Lighter industrial lands abut the existing commercial uses on Disco Street and Terminal Road. These uses will tend to have a smaller footprint, and be locating there to provide support services to uses in the other two zones. These lands are expected to take longer to build out, and may also incorporate uses that support downtown Sydney, such as auto dealers, storage facilities, warehouse show-rooms, etc.

The "front door entrance" to the SYSCO property on Prince Street is at Inglis Street. Inglis Street becomes the main infrastructure artery through the property, with street, rail, sidewalk, water, sewer and power all in this central corridor. The property also has a direct connection to Highway 125 via a new collector street, which extends from the Highway end point, past the municipal landfill and MAID site, through the former Coke Ovens site, across the SYSCO site to a new bridge across Muggah Creek to Ferry Street in downtown Sydney. This collector street provides the SYSCO property with quick truck access to Highway 125, and a direct connection to downtown. It provides for two connections to Whitney Pier, reconnecting this community to the rest of Sydney. The main collector street also provides direct access from the Emera dock to Highway 125. (In the short term, while the Coke Ovens site is being re mediated, the collector street may be diverted to the Frederick Street alignment around the Coke Ovens property.)

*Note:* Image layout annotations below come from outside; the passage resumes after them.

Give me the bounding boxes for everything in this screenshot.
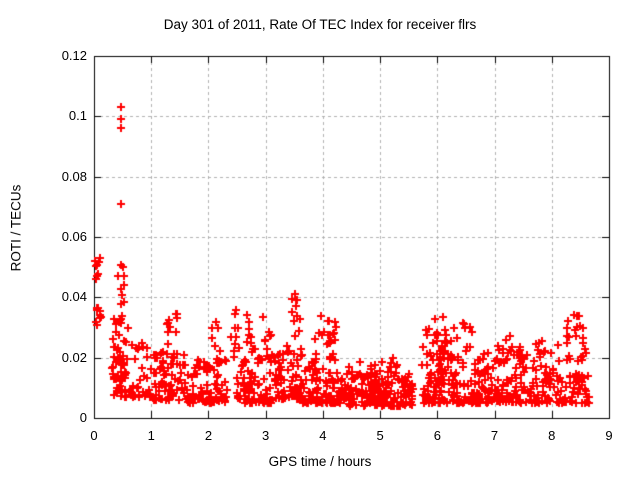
y-tick-label: 0	[79, 410, 87, 425]
x-tick-label: 0	[90, 428, 98, 443]
x-axis-label: GPS time / hours	[268, 454, 372, 469]
x-tick-label: 3	[262, 428, 270, 443]
y-axis-label: ROTI / TECUs	[8, 184, 24, 272]
x-tick-label: 6	[433, 428, 441, 443]
y-tick-label: 0.06	[61, 229, 87, 244]
y-tick-label: 0.04	[61, 289, 87, 305]
x-tick-label: 4	[319, 428, 327, 443]
x-tick-label: 5	[376, 428, 384, 443]
chart-title: Day 301 of 2011, Rate Of TEC Index for r…	[163, 17, 477, 32]
y-tick-label: 0.1	[68, 108, 87, 124]
y-tick-label: 0.12	[61, 48, 87, 63]
y-tick-label: 0.02	[61, 349, 87, 365]
x-tick-label: 1	[147, 428, 155, 443]
y-tick-label: 0.08	[61, 168, 87, 184]
x-tick-label: 7	[490, 428, 499, 443]
x-tick-label: 9	[605, 428, 613, 443]
x-tick-label: 2	[204, 428, 213, 443]
x-tick-label: 8	[548, 428, 556, 443]
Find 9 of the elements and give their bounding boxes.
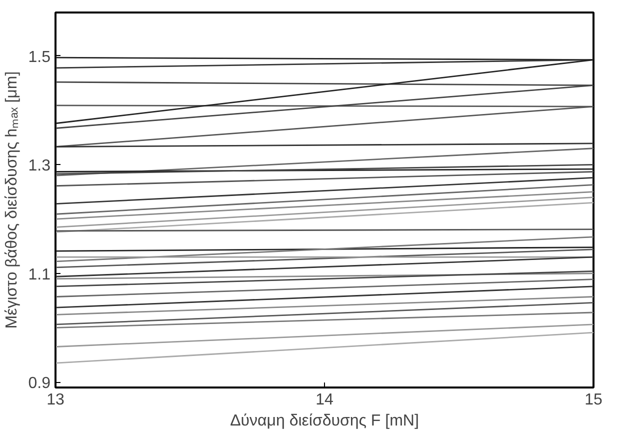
x-tick-label: 14 — [316, 392, 334, 408]
y-axis-title: Μέγιστο βάθος διείσδυσης hₘₐₓ [μm] — [3, 71, 20, 329]
y-tick-label: 1.5 — [28, 48, 51, 66]
x-tick-label: 13 — [46, 392, 64, 408]
x-tick-label: 15 — [584, 392, 602, 408]
y-tick-label: 1.1 — [28, 266, 51, 284]
y-tick-label: 0.9 — [28, 375, 51, 392]
y-tick-label: 1.3 — [28, 158, 51, 175]
x-axis-title: Δύναμη διείσδυσης F [mN] — [230, 412, 419, 430]
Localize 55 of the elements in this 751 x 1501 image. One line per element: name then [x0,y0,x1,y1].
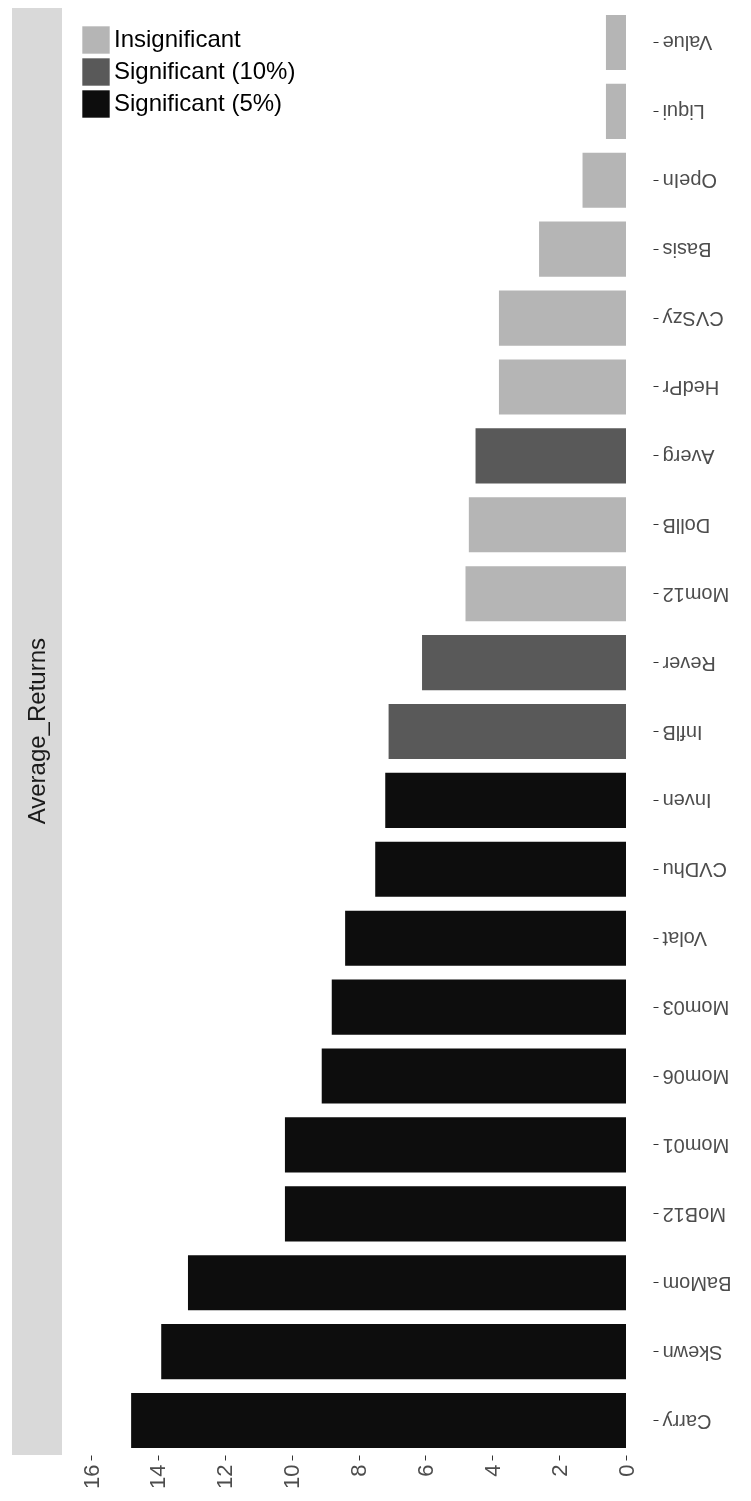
bar [131,1392,626,1449]
bar [161,1324,626,1380]
bar [284,1186,626,1242]
y-tick-label: Mom12 [662,583,730,606]
y-tick-label: BaMom [662,1272,732,1295]
y-tick-label: Mom03 [662,997,730,1020]
x-tick-label: 2 [546,1464,572,1477]
bar [321,1048,626,1104]
y-tick-label: Inven [662,790,712,813]
y-tick-label: Averg [662,445,715,468]
y-tick-label: InflB [662,721,703,744]
y-tick-label: Rever [662,652,716,675]
y-tick-label: Mom06 [662,1066,730,1089]
text: Average_Returns [23,638,51,825]
y-tick-label: MoB12 [662,1203,726,1226]
bar [498,359,626,415]
bar [422,635,626,691]
bar [468,497,626,553]
y-tick-label: Liqui [662,101,705,124]
bar [475,428,626,484]
y-tick-label: Basis [662,239,712,262]
bar [388,703,626,760]
bar [465,566,626,622]
bar [605,14,626,71]
legend-label: Significant (10%) [114,57,296,84]
y-tick-label: Skewn [662,1341,723,1364]
bar [582,152,626,208]
bar [345,910,626,966]
y-tick-label: CVSzy [662,308,724,331]
bar [187,1255,626,1311]
y-tick-label: Mom01 [662,1134,730,1157]
bar [498,290,626,346]
bar [605,83,626,139]
x-tick-label: 6 [412,1464,438,1477]
y-tick-label: Carry [662,1410,712,1433]
legend-label: Insignificant [114,25,242,52]
bar [539,221,626,277]
y-tick-label: DollB [662,514,711,537]
bar [375,841,626,897]
legend-label: Significant (5%) [114,89,283,116]
x-tick-label: 0 [613,1464,639,1477]
x-tick-label: 12 [212,1464,238,1489]
x-tick-label: 4 [479,1464,505,1477]
bar [284,1117,626,1173]
bar [385,772,626,828]
x-tick-label: 16 [78,1464,104,1489]
y-tick-label: HedPr [662,376,720,399]
y-tick-label: CVDhu [662,859,727,882]
x-tick-label: 10 [279,1464,305,1489]
x-tick-label: 14 [145,1464,171,1489]
bar [331,979,626,1035]
y-tick-label: Volat [662,928,707,951]
y-tick-label: OpeIn [662,170,717,193]
y-tick-label: Value [662,32,713,55]
x-tick-label: 8 [346,1464,371,1477]
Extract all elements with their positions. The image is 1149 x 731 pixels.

Rail on the SYSCO property has been rationalised with a new connection from the wharf to both the rail to Lingan and the rail to Port Hawkesbury. Sidings and spurs remain on the property to facilitate re-development. Buildings and former warehouses shown in black in Figure 7.1 remain on the property for resale and re-use, and to serve as incubators for business start-ups.

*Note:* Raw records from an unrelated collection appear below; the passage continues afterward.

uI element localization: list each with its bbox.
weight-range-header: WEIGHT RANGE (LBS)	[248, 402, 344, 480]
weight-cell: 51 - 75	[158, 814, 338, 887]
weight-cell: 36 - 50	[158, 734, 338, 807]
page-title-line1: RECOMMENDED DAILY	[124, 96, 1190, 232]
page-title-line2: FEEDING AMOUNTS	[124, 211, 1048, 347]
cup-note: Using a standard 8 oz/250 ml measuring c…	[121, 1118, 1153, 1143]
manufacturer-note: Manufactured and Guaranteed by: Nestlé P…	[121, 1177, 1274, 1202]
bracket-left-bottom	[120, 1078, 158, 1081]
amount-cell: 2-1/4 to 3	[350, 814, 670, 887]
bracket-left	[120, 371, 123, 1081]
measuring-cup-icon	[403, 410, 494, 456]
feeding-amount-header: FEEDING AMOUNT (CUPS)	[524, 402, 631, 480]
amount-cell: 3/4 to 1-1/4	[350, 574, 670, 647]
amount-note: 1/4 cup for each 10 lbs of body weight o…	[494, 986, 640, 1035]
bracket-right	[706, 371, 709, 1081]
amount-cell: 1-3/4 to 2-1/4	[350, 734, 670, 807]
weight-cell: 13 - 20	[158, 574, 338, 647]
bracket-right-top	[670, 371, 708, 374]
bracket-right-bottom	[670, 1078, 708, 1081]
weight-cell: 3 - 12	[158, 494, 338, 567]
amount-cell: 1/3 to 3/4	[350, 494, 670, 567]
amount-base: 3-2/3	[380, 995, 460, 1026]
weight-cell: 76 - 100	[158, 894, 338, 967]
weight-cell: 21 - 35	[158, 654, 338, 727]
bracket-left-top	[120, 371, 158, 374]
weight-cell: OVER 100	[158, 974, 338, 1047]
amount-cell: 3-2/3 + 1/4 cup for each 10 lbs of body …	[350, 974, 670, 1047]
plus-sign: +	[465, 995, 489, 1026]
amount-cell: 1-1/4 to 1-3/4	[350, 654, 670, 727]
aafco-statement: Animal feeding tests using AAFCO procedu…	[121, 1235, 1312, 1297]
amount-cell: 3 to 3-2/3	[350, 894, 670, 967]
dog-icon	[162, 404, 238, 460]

Significant greening is provided both on the property and adjacent to it. The former SYSCO landfill is a large green area. Berms are constructed to the southwest, adjacent to the bulk commodities terminal to screen views from downtown. The entire bank between Whitney Pier and the new industrial park is also a large green area, re vegetated with native plant material. This green area, on Provincial, SYSCO, and Emera lands separates the entire industrial area (including the Emera assets) from Whitney Pier, and creates a significant wildlife buffer. In addition, green areas for lunch eating and green ways for pedestrian, bicycle and other alternative modes of transportation are provided throughout the industrial park.

The plan shows a green area on the Coke Ovens property. The SYSCO site is considered to be of adequate size to achieve the business synergies of a vibrant industrial park. The Coke Ovens is therefore able to become its own separate land use; i.e., there is no need for it to become any land use simply by virtue of its adjacency to the new industrial site. In many ways a green area of some sort might be desirable. The SYSCO site, as an industrial park, will place some stress on the community in terms of traffic, noise, etc. Ideally, the localized “nuisances” associated with vibrant business land uses would be offset by a large green area or similar “desirable” land use on the Coke Ovens site.